The editorial also described Ledbetter's contention that each paycheck constituted a discriminatory act as a “creative theory,” suggesting that this was a novel way of evading the statute's generally accepted limitations. But as the Supreme Court's majority opinion noted, the court took the case "[i]n light of disagreement among the Courts of Appeals as to the proper application of the limitations period" and compared the 11th Circuit's decision that they were reviewing to 2005 cases from the D.C. Circuit and the 2nd Circuit. Ginsburg elaborated on this point in her dissent:

On questions of time under Title VII, we have identified as the critical inquiries: “What constitutes an 'unlawful employment practice' and when has that practice 'occurred'?” Id., at 110. Our precedent suggests, and lower courts have overwhelmingly held, that the unlawful practice is the current payment of salaries infected by gender-based (or race-based) discrimination -- a practice that occurs whenever a paycheck delivers less to a woman than to a similarly situated man. See Bazemore v. Friday, 478 U. S. 385, 395 (1986) (Brennan, J., joined by all other Members of the Court, concurring in part) [emphasis added].
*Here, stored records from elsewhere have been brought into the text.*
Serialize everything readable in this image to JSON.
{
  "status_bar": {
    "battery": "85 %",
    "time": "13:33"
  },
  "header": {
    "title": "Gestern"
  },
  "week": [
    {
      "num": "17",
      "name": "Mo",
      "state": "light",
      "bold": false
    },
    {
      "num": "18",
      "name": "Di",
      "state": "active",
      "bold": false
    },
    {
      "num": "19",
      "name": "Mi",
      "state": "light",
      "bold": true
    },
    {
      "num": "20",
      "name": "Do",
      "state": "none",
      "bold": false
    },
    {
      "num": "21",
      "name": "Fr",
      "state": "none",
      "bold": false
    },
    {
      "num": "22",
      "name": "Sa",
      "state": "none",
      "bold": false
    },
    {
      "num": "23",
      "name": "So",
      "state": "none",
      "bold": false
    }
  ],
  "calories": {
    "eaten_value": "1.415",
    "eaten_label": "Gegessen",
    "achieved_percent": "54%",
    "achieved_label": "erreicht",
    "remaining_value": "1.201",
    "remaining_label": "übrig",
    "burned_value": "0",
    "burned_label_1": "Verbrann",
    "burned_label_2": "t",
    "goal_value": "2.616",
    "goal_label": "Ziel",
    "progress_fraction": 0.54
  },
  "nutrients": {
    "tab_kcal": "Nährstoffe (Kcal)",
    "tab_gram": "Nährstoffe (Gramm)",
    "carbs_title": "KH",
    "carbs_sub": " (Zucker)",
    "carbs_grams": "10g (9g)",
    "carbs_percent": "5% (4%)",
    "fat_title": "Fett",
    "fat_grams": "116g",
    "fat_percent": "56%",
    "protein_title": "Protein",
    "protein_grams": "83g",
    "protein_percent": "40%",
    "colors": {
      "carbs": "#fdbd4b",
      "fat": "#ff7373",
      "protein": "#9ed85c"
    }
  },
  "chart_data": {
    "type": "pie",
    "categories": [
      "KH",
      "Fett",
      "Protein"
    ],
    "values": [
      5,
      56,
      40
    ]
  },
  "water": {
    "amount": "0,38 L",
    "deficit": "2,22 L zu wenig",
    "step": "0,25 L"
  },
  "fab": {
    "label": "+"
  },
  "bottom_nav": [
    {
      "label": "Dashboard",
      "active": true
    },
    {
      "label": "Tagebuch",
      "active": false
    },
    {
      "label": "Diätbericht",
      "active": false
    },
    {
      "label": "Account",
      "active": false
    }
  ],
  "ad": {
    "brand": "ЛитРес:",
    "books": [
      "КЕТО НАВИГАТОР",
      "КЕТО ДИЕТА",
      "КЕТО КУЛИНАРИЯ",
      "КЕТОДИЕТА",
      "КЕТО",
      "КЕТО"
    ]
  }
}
Ginsburg also noted that the EEOC agreed with what The Wall Street Journal referred to as the “creative theory”:

Similarly in line with the real-world characteristics of pay discrimination, the EEOC -- the federal agency responsible for enforcing Title VII, see, e.g., 42 U. S. C. §§2000e--5(f), 2000e--12(a) -- has interpreted the Act to permit employees to challenge disparate pay each time it is received. The EEOC's Compliance Manual provides that “repeated occurrences of the same discriminatory employment action, such as discriminatory paychecks, can be challenged as long as one discriminatory act occurred within the charge filing period.” 2 EEOC Compliance Manual §2--IV--C(1)(a), p. 605:0024, and n. 183 (2006); cf. id., §10--III, p. 633:0002 (Title VII requires an employer to eliminate pay disparities attributable to a discriminatory system, even if that system has been discontinued).
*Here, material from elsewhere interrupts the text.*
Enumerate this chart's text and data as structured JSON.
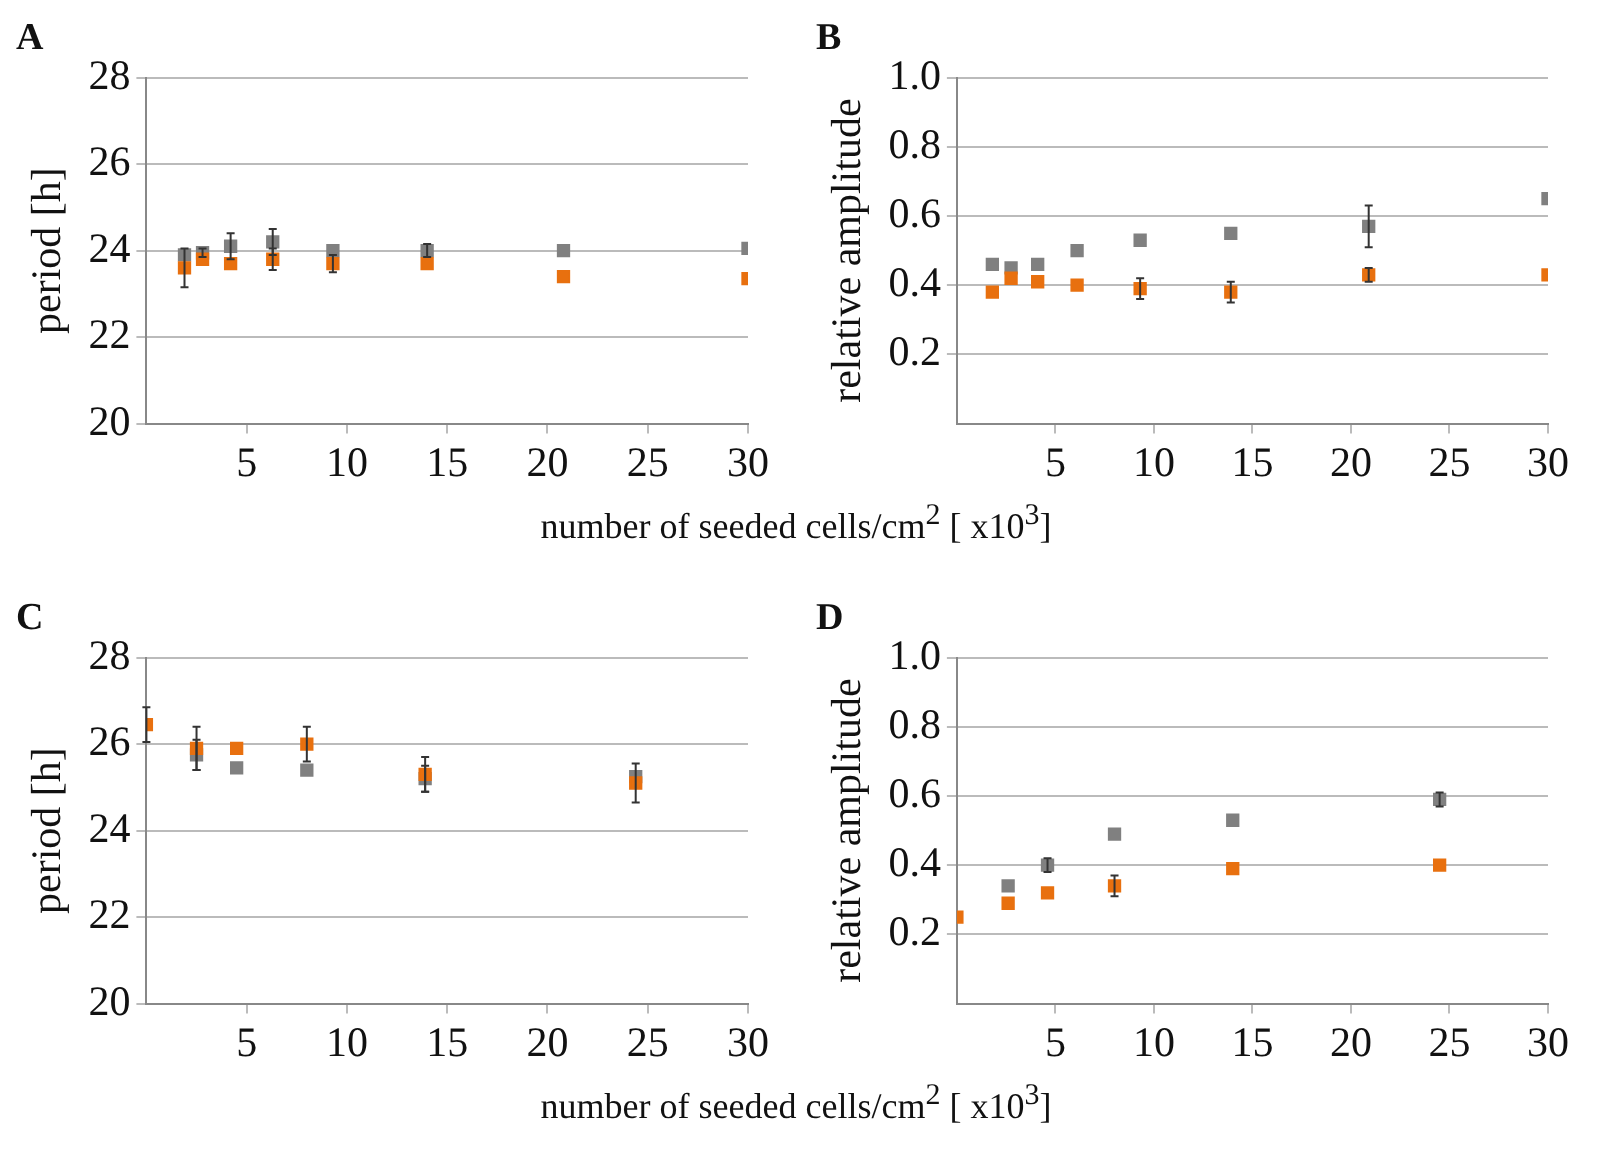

From the Journal editorial, headlined: “Trial Lawyer Bonanza”:

Well, that didn't take long. Democrats are planning to kick off the legislative portion of the 111th Congress as early as today with two big donations to one of their most loyal retainers: the plaintiffs bar. Higher labor costs will result from a pair of bills designed to create new lawsuit possibilities in cases of alleged wage discrimination.
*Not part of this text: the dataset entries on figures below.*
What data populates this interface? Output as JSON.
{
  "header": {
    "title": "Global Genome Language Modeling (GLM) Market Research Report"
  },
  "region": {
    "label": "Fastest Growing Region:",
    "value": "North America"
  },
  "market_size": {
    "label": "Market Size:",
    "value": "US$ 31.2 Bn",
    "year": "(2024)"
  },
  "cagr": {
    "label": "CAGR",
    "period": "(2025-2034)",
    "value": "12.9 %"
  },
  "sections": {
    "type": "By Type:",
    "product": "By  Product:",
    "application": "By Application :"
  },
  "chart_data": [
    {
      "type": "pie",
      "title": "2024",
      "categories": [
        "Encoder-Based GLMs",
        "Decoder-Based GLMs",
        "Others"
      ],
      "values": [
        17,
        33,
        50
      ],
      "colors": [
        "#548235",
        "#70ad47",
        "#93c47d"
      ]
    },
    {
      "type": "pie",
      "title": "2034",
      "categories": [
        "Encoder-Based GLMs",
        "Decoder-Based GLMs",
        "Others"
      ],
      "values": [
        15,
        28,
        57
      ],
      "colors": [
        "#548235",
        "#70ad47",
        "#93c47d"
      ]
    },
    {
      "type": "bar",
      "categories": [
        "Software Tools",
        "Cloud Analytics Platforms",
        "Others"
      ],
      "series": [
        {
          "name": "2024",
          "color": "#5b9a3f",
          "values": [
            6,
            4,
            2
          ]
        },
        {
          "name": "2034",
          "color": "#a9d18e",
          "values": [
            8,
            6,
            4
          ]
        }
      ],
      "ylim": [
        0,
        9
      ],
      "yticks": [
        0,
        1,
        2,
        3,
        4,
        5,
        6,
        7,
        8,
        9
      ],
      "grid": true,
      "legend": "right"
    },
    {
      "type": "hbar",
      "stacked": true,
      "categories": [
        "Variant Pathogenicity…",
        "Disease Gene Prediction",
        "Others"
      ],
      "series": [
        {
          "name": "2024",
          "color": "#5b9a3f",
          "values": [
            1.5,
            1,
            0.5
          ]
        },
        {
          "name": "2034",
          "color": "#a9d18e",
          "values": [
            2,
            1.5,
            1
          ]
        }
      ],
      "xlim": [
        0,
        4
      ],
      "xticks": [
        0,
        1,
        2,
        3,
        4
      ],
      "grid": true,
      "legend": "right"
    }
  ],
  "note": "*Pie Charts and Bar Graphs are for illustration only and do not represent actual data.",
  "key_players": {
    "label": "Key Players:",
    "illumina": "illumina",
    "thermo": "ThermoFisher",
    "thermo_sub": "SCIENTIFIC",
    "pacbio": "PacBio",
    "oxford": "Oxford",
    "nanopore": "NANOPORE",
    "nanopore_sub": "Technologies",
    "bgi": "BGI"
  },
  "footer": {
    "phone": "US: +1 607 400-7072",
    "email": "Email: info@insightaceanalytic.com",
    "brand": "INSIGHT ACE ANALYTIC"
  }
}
The Lilly Ledbetter Fair Pay Act is an effort to overturn a 2007 Supreme Court decision, Ledbetter v. Goodyear Tire & Rubber. Lilly Ledbetter had worked for Goodyear for almost 20 years before retiring. Only in 1998, after she took her pension, did she sue and allege wage discrimination stretching back to the early 1980s. The Supreme Court ruled 5-4 against her, noting the statute clearly said claims must be filed within 180 days, or sometimes 300 days, of the discrimination.

That ruling put to rest Ms. Ledbetter's creative theory that decisions made decades ago by a former boss affected her pay all the way to retirement, so that each paycheck was a new discriminatory act and thus fell within the statute of limitations. Yet that is exactly the theory Congress would now revive with the Ledbetter bill. There would no longer be time limits on such discrimination claims. They could be brought long after evidence had disappeared or witnesses had died -- as was the case with Ms. Ledbetter's former boss.

For the tort bar, this is pure gold. It would create a new legal business in digging up ancient workplace grievances. This would also be made easier by the bill's new definition of discrimination. Companies could be sued not merely for outright discrimination but for unintentional acts that result in pay disparities.

Since these supposed wrongs could be compounded over decades, the potential awards would be huge. Most companies would feel compelled to settle such claims rather than endure the expense and difficulty of defending allegations about long-ago behavior. The recipe here is file a suit, get a payday. And the losers would be current and future employees, whose raises would be smaller as companies allocate more earnings to settle claims that might pop up years after litigating employees had departed.